А отец, нагнувшись над тарелкой, моргает Горке.

— Поедем… Не бойся!

Гора рад, знает, что отец сдержит слово.

Мама кусает губы.

— Гора! — на сына, — не болтай ногами. Ешь! И не кроши под столом.

— Я не хочу есть.

— Не хочешь — вылезай.

Горке того только и надо. Скорей на улицу к товарищу.

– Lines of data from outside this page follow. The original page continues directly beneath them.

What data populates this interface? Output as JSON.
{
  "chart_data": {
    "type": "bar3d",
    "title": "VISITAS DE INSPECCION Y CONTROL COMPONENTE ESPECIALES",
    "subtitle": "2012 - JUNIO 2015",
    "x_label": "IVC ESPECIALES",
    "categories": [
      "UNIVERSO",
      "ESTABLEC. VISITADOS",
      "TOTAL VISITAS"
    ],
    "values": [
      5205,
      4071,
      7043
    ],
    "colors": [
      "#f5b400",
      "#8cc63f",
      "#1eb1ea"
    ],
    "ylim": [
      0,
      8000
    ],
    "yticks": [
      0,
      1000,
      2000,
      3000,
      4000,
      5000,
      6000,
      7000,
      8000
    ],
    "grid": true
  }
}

— Валька, Валька! Я еду с папой на аэроплане!

Вальке завидно.

— Ну, да, полетишь. Рассказывай…

— Мама с папой уже сколько раз летала и летом и зимой. А я еще нет.

Валька молчит.

 

ЛЕТУЧАЯ МАШИНА

Далеко от Москвы верст за тысячу, или две в одной деревушке жили-были деревенские ребята: Кирюха, Илюшка Филин, а звали его потому, что у него были круглые глаза и уши торчали, как у филина. Еще ребята: Иван Конопатый, да Аркашка.

Любил Кирюха с Филиным плотины прудить, весь день бывало возятся в грязи, колодцы какие-то роют.

А то начнут мельницу строить. Бочку найдут, ось в нее вставят, крылья приделают. Только не вертится сама мельница от ветра, приходится вертеть руками

Как-то на праздники сидел в гостях у Кирюхиной матери Пашка Кривой — писарь сельсовета. Пил чай и рассказывал, что есть-де, мол, такие машины, аэропланты, на которых будто бы люди по воздуху летают.

Вытаращил Кирюха на Павла глаза.

«Как же это летать? — думает, — вот телега легче машины-то, а ее нешто сдвинешь с места? А тут летать…»

Ефим Кочетков, тоже гость, допил пятый стакан.

— Благодарствую за угощеньице, — проговорил он, оправляя свой поясок, — да… аэроплант это такое дело… Оченно их много было на фронте…

Ефим Кочетков недавно пришел из Красной армии. Много повидал кой-чего.

— Да… Бывало, как стая вороньев кружит над твоей головой. Идем, этта, мы в наступление у польской границы. Вдруг — жужжит… Что такое? Задрали головы — не видать. Слышим-команда. «Рас-сыпайся…а…» А сберху бомбочки. Трах… Трах… Мы кто куда… — и начал рассказывать Ефим, как было дело на фронте.

Заслушался Кирюха про летучую машину, всю охоту к другим забавам отбила. Пристает к Пашке Кривому:

— А какие у этого аэроплана крылья и хвост? Длиннущий, верст десять?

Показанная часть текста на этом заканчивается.